SMART support is: Unavailable - device lacks SMART capability.
You would need to contact the hardware vendor and find out if your device has a SMART capability, and how it can be monitored. Obviously, this cannot be done via the smartctl package.
Re: HDD Monitoring on Bare metal server
Posted: Wed Mar 18, 2020 10:34 am
by MOHANREDDY
i wrote a script to monitor multiple hard drives, i have 6 servers with same configuration, the script works fine from local servers. also from nagios on 1 server i got OK state but on the remaining servers, its throwing UNKNOWN state.
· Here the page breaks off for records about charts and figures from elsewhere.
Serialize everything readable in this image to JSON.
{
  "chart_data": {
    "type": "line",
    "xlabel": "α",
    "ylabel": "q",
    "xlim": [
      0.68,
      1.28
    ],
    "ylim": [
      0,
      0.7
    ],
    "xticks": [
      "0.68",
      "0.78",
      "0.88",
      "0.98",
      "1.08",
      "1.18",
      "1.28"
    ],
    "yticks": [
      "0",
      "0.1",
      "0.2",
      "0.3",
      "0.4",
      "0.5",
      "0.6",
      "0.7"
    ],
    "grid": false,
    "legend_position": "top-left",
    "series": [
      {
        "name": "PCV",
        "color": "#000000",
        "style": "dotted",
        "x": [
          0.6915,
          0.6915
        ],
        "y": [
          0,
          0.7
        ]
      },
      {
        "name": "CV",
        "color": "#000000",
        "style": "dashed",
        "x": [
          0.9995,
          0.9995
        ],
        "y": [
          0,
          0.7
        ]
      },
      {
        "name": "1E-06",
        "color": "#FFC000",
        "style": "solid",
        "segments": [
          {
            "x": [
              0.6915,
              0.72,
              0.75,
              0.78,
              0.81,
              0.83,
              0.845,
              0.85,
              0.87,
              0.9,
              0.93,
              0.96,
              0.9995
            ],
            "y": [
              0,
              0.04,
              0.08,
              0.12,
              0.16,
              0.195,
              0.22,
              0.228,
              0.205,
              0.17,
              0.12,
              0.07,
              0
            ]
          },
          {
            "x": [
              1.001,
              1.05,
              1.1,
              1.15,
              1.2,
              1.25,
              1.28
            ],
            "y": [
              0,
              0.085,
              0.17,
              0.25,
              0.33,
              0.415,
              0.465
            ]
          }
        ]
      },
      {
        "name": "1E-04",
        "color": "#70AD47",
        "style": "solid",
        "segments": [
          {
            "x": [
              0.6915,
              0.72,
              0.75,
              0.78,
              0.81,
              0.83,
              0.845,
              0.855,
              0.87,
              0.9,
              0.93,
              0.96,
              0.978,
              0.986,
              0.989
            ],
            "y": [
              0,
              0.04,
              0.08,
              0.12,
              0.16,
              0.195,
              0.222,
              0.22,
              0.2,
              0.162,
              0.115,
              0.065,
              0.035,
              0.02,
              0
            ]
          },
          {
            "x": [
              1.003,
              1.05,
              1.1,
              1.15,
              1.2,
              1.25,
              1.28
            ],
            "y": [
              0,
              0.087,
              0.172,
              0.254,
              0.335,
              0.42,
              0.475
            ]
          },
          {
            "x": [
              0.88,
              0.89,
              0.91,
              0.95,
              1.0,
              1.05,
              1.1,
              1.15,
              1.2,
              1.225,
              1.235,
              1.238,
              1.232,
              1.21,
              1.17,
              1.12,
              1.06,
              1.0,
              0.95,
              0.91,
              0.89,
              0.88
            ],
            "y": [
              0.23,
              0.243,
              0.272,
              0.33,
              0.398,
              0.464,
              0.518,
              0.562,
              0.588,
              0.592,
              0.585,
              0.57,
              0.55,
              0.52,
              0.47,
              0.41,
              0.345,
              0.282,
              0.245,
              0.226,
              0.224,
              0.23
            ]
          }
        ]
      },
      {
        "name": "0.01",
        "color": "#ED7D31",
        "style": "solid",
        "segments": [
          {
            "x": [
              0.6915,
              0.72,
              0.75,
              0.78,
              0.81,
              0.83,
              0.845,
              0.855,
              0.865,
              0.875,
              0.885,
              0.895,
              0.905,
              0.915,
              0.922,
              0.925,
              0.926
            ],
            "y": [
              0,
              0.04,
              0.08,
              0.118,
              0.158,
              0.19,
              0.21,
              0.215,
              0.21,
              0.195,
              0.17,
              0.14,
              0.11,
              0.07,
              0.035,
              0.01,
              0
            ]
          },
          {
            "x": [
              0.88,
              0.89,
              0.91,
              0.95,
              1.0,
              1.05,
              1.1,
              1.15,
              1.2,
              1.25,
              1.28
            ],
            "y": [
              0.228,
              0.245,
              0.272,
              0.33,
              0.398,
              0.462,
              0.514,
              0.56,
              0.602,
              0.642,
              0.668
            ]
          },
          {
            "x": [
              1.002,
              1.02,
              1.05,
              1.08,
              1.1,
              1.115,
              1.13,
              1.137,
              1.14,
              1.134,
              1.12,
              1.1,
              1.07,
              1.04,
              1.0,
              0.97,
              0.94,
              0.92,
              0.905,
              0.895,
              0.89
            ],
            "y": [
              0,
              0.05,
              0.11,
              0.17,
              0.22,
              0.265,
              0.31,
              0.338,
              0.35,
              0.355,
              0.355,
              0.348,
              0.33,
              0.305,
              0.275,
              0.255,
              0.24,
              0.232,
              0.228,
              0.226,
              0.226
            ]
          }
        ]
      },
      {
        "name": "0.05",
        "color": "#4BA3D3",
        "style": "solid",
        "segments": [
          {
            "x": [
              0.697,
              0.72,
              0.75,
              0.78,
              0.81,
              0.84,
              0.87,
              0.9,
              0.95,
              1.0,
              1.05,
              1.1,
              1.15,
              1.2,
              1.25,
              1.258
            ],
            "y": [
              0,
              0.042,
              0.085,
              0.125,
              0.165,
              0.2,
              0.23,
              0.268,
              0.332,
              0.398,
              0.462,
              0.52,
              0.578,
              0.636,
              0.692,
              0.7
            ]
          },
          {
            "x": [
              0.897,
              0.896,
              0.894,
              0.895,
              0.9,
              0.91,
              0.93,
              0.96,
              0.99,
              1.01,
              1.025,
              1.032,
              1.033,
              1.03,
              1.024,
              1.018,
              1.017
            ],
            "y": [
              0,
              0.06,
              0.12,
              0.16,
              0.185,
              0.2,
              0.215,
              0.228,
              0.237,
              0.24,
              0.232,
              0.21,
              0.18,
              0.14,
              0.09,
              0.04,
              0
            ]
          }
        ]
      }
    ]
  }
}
# /usr/local/nagios/libexec/check_nrpe -H server1 -t 90 -c check_smart_multidrive
OK: [megaraid,0] - Device is clean --- [megaraid,1] - Device is clean --- [megaraid,2] - Device is clean --- [megaraid,3] - Device is clean --- [megaraid,4] - Device is clean --- [megaraid,5] - Device is clean --- [megaraid,6] - Device is clean --- [megaraid,7] - Device is clean --- [megaraid,8] - Device is clean --- [megaraid,9] - Device is clean --- [megaraid,10] - Device is clean --- [megaraid,11] - Device is clean|
# /usr/local/nagios/libexec/check_nrpe -H server2 -t 90 -c check_smart_multidrive
UNKNOWN: [megaraid,0] - No health status line found --- [megaraid,1] - No health status line found --- [megaraid,2] - No health status line found --- [megaraid,3] - No health status line found --- [megaraid,4] - No health status line found --- [megaraid,5] - No health status line found --- [megaraid,6] - No health status line found --- [megaraid,7] - No health status line found --- [megaraid,8] - No health status line found --- [megaraid,9] - No health status line found --- [megaraid,10] - No health status line found --- [megaraid,11] - No health status line found|
do i need to check on anything ?
Re: HDD Monitoring on Bare metal server
Posted: Wed Mar 18, 2020 12:22 pm
by lmiltchev
Troubleshooting custom scripts is out of scope of Nagios support. Having said that, one thing you should check is if you can run your script locally as nagios user. It is possible that check_nrpe is not working for some of the machines as nagios doesn't have sufficient permissions to obtain the data. Check to see if nagios is added to the sudoers file on the remote machines.